There is much changing in the US health care system as we approach 2014 because of Obamacare. Obamacare should have a favorable outcome for Canadians that are coming to the US and need a solution for their health care needs. One source for up-to-date information on Obamacare and the new health care exchanges that are being set up around the country is here:
The most common question we get is can I keep my Canadian provincial health care when coming to the US as a legal permanent resident. The answer to this question is no. If you are switching permanent residency to the US you will no longer qualify for your Canadian health coverage. However, you can go back to Canada and in some provinces you will be covered immediately and other provinces will have short-term waiting periods.
One option that may be available to you is to secure private insurance from one of the large insurance providers that operate in the US. If you are able to obtain private insurance through one of these providers this is often the best alternative. It can be expensive for Canadians that are not used to paying for health insurance but the tax savings you achieve with your residency switch will often be much greater than your increased cost of health insurance. Private health insurance in the US offers you access to the best medical care available in the world.
International health insurance policies are another option that can cover you for the time it takes to get onto the US Medicare system. These policies are often easy to obtain but generally have relatively low coverage limits and may have exclusions for pre-existing conditions.
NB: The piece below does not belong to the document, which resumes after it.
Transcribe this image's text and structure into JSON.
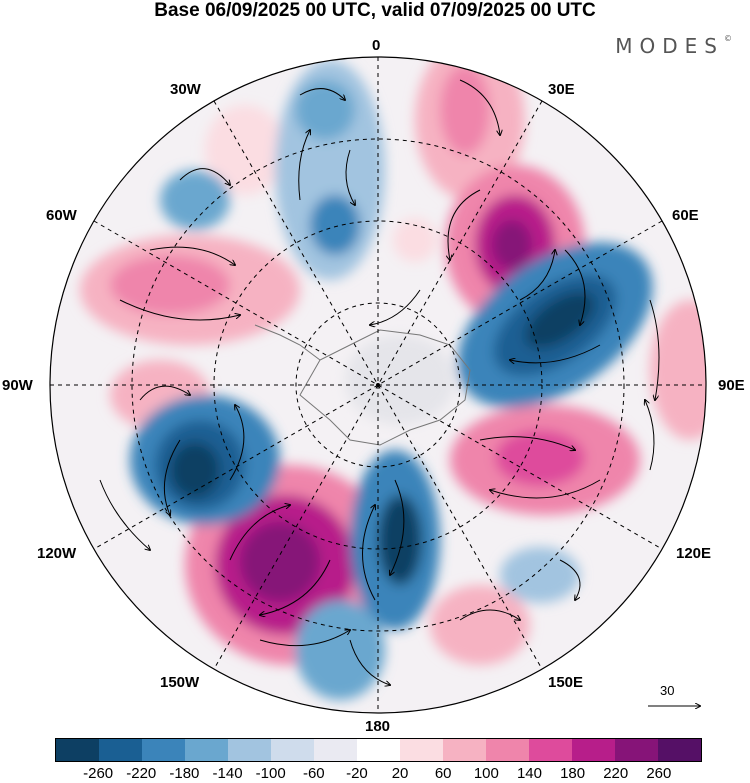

A coverage limit is a maximum amount that will be covered under the insurance. Exclusion is an area that the policy will not cover. A policy with a coverage limit will pay for qualifying medical care above your deductible up to the coverage limit. For example, a policy with a $5,000 deductible and $100,000 coverage limit will cover your medical care between these two amounts. If you have an emergency and need to go into the hospital for a few days and have a $20,000 hospital bill, you would pay the first $5,000 and the remaining $15,000 would be covered by the insurance company. If you had a major medical procedure that cost $125,000 you would pay the first $5,000, the insurance would cover the next $100,000, and then you would pay the final $20,000. It is not ideal to have a health insurance policy with a low policy limit, but in some cases this may be one of few alternatives.
A worse case is when a policy is issued with exclusions. To obtain this kind of insurance you fill out a health assessment and this may be the extent of the underwriting to determine whether you get the coverage or not. If you have health issues some policies will be issued with exclusions for these pre-existing conditions. An example of this is if you had heart disease in the past the policy may be issued with exclusion of heart coverage. A policy with exclusions is not going to be useful to you. Why would you pay for health coverage that excludes the thing that is most likely to cause you additional health concerns in the future?
We expect to see a lot of changes to the US health care system over the next couple of years as Obamacare is implemented in all states. This should be favorable to Canadians seeking reasonably priced health coverage that covers pre-existing conditions.